今年の後半は「哀」という字に引きずられ、それが生活にまで食い込んできたような気がする。多くの友人・知人が亡くなったこととも無関係ではないことは確かであるが、世界が世間が何か自分と疎遠な関係になってきたように感じ始めたことも大きいように思う。現代は、世界史的な転換期にきていることは確かだが、矛盾しているように聞こえるが、「転換期」に思いを馳せながら、この暮れは「忘却」という言葉にかけて来年を迎えたいと思う。
皆様、よいお年をお迎えください。
「悲しい」と「哀しい」はわたしも意識して使い分けています。違いについての、先生のおっしゃることも共感いたします。「悲しい」はそのひとの固有の事情からくる精神の状態であるのに対して、「哀しい」はもっと普遍的というか、他者なり状況なりへの共感からくるこころの陰りだと思います。

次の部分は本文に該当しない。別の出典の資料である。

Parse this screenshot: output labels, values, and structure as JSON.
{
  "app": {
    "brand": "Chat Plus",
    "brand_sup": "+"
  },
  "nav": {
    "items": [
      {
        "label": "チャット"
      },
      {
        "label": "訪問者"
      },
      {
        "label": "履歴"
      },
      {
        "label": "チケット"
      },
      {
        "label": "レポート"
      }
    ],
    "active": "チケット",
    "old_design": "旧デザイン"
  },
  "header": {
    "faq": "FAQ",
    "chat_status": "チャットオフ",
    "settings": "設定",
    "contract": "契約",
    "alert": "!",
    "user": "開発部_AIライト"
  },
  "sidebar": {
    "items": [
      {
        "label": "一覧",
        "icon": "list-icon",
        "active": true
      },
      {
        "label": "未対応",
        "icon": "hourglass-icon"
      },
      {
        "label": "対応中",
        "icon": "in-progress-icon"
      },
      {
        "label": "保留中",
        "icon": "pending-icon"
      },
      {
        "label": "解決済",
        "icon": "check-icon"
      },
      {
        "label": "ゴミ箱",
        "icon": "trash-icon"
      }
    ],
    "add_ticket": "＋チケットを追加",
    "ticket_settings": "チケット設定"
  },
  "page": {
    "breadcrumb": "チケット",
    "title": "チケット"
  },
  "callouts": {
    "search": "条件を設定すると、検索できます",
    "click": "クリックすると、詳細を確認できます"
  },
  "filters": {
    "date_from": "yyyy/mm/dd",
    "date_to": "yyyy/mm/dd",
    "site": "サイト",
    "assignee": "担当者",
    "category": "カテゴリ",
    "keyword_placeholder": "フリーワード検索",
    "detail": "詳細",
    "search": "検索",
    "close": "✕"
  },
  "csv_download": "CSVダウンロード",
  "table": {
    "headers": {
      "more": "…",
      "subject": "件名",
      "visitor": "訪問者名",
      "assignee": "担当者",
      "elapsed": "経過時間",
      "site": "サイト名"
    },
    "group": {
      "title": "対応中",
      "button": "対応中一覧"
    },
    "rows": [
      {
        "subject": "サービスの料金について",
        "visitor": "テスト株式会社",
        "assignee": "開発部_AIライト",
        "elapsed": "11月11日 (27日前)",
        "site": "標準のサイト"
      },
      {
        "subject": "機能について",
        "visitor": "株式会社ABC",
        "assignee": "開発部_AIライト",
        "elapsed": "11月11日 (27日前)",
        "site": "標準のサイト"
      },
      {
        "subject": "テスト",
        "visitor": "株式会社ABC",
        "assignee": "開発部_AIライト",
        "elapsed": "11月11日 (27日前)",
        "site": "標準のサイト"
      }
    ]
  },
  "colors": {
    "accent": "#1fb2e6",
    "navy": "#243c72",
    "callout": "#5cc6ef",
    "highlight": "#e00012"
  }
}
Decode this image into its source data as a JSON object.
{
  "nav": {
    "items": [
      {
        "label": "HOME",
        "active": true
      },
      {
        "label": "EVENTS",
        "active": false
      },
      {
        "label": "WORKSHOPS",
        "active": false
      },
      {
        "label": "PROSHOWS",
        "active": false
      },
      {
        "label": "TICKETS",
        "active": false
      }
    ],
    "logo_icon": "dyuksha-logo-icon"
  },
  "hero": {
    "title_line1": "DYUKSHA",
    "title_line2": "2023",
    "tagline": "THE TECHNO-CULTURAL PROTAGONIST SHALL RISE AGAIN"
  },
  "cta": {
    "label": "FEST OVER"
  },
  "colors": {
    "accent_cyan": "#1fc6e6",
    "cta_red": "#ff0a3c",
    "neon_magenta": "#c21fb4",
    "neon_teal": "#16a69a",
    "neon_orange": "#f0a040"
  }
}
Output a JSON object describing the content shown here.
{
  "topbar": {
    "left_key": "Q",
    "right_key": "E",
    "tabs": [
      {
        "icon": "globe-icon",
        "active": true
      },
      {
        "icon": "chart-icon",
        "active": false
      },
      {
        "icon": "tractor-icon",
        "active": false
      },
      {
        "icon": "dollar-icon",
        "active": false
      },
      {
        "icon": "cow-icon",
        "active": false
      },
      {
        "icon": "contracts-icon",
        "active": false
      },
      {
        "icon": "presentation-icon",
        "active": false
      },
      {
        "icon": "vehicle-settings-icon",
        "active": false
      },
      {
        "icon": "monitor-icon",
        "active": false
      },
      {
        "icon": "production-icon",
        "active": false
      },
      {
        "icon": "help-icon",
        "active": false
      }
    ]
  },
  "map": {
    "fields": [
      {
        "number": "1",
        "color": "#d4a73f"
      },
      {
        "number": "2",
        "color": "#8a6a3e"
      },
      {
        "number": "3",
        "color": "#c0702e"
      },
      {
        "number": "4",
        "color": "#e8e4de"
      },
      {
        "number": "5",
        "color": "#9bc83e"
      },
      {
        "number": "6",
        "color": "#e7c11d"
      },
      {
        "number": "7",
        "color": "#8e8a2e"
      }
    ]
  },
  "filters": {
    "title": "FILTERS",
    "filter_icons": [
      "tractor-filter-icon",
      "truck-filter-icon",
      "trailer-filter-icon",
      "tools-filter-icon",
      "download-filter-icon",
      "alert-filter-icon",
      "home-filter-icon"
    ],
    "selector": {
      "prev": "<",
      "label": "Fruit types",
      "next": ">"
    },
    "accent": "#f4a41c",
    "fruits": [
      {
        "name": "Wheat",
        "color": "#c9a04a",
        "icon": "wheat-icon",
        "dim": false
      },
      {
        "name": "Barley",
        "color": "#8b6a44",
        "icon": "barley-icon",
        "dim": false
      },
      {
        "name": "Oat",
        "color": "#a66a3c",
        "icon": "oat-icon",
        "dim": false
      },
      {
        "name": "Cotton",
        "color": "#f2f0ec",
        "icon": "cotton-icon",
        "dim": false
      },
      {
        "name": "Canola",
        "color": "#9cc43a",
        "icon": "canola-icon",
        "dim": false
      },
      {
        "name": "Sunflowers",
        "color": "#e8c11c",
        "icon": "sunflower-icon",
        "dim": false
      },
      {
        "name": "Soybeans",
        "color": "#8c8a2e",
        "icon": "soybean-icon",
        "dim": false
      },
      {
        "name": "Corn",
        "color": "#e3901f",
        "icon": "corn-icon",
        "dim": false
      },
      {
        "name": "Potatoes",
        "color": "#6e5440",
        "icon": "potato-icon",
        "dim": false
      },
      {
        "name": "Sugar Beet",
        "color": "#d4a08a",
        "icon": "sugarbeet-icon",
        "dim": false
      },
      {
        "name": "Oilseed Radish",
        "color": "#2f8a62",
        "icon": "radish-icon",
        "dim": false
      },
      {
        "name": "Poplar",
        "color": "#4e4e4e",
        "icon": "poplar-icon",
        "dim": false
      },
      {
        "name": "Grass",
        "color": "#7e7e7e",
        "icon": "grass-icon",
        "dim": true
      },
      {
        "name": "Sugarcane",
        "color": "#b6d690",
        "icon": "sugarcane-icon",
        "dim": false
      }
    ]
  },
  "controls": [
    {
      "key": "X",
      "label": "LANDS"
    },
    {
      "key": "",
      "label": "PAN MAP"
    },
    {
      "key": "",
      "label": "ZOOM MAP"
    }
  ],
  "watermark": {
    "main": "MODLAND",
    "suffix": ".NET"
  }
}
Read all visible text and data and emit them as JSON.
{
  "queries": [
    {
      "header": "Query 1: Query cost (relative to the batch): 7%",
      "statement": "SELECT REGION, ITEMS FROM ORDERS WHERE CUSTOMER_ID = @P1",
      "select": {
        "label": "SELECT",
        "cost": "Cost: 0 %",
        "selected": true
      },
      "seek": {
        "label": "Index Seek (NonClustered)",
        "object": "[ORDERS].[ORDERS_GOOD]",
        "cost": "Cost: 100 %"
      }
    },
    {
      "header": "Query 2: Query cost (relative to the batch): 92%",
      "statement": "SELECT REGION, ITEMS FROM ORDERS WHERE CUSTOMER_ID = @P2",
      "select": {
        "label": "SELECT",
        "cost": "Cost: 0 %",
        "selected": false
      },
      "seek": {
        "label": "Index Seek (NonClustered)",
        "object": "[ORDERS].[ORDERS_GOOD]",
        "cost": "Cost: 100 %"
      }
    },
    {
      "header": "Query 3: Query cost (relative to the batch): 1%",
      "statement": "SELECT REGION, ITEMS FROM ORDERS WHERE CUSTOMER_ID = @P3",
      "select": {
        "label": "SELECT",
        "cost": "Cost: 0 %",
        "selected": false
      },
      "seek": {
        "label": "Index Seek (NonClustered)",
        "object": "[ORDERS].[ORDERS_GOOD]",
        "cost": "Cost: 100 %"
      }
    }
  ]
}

いまは「転換期」というご指摘がありましたが、わたしはようやく足が地に着いたリアリズムが定着してきた、と肯定的にとらえています。これは、これまでのように教条的な観念の世界に安住することを国際情勢が許さなくなってきた、という、一種の外圧もありますが、新聞・テレビ等による世論操作に惑わされない若い人が増えてきたことは心強いことだと思います。
それはそうと、今年もいろんな面でたいへんお世話になりました。来年もまたいろいろ教えてください。